The Star’s interviews of the women were lengthy. The women, all educated and employed, said Ghomeshi’s actions shocked them.

Many people have pointed out how unsettling it is that the Toronto Star decided that the education and employment status of the women is germane to the discussion of possible sexual violence committed against them.

It’s easy to understand why the reporters decided to include it (and why their editor decided to keep it in): it was a way to preemptively answer questions about the women’s credibility. By mentioning that they’re educated and employed, it signals that these women have less reason to lie—they have careers that they presumably wouldn’t jeopardize with dishonesty. And because they have educations, their careers are likely ones that pay reasonably well, so these women probably aren’t necessarily planning to profit off their allegations. “All educated and employed” was the Star’s way of saying, in essence, “It’s not what you’re thinking—take them seriously!”

If that is indeed the reasoning, it’s still incredibly depressing that the Star reporters figured enough of their readers would instinctively cast mental aspersions on the women that they felt compelled to head that off. It’s even more depressing to think that the reporters were right; I don’t doubt that there were some readers who were skeptical, came to that line, and subsequently gave the women’s stories a little more credence. And needless to say, the unspoken corollary—if these women weren’t educated or weren’t employed, then maybe it’d be okay to shrug them off—is pretty repugnant.

I don’t mean to bag on the Star reporters too much here; this sort of thing happens, in one form or another, all the time. A girl or a woman is the victim of sexual harassment, assault, or violence, and as a way of bolstering her credibility, we’re told why we should afford her, unlike some other victims, the benefit of the doubt:

  • She’s educated and employed.
  • She comes from a good family.
  • She doesn’t sleep around.
  • She didn’t wear slutty clothes.
  • She wasn’t drunk or high.
  • She never made these sorts of accusations before.
  • She doesn’t have any sort of troubled past or mental health issues.

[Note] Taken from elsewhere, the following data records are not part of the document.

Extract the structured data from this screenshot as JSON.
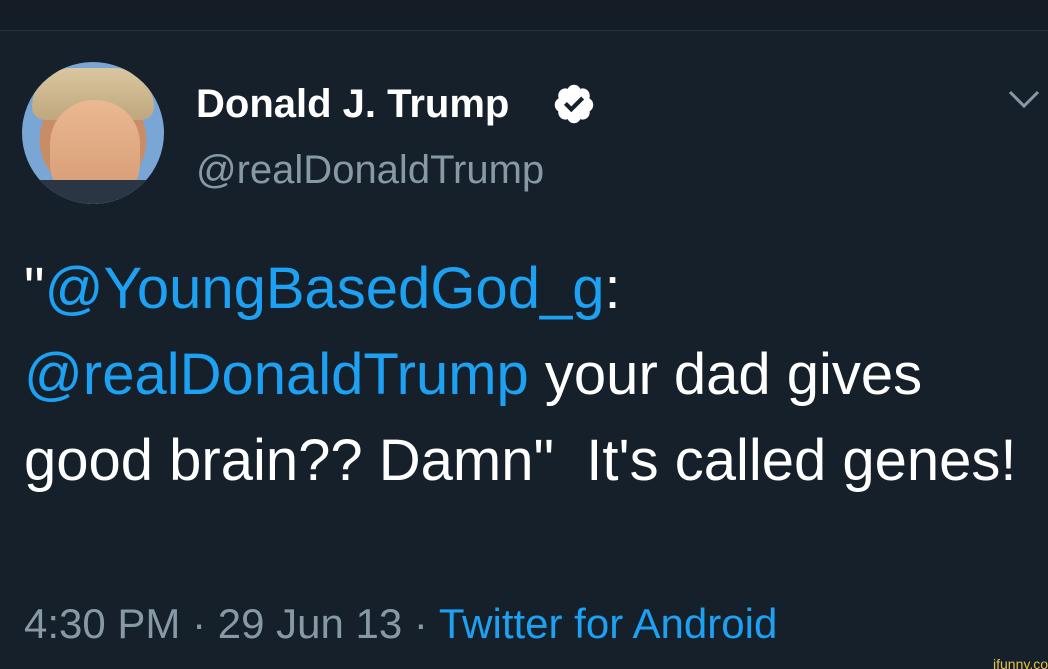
{
  "tweet": {
    "author": {
      "display_name": "Donald J. Trump",
      "handle": "@realDonaldTrump",
      "verified": true
    },
    "body": {
      "quote_open": "\"",
      "mention_1": "@YoungBasedGod_g",
      "colon": ":",
      "mention_2": "@realDonaldTrump",
      "text_1": " your dad gives good brain?? Damn\"  It's called genes!"
    },
    "meta": {
      "time": "4:30 PM",
      "sep_1": " · ",
      "date": "29 Jun 13",
      "sep_2": " · ",
      "source": "Twitter for Android"
    }
  },
  "icons": {
    "verified": "verified-badge-icon",
    "caret": "chevron-down-icon"
  },
  "colors": {
    "background": "#15202b",
    "link": "#1da1f2",
    "secondary_text": "#8899a6",
    "primary_text": "#ffffff"
  },
  "watermark": "ifunny.co"
}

If we keep codifying which women deserve the benefit of the doubt, what we’re really doing is helping potential rapists put together a profile of an ideal victim—that is, a victim who will have the hardest time getting people to take her seriously, or, more bluntly, a victim whom the rapist will have the greatest chance of getting away with raping. The notion of a woman being targeted specifically because she’s poor, uneducated, and unemployed, or specifically because she likes having sex, wearing sexy clothes, and drinking, or specifically because she’s been raped in her past or because she has a history of mental health issues is both horrifying and horrifying plausible.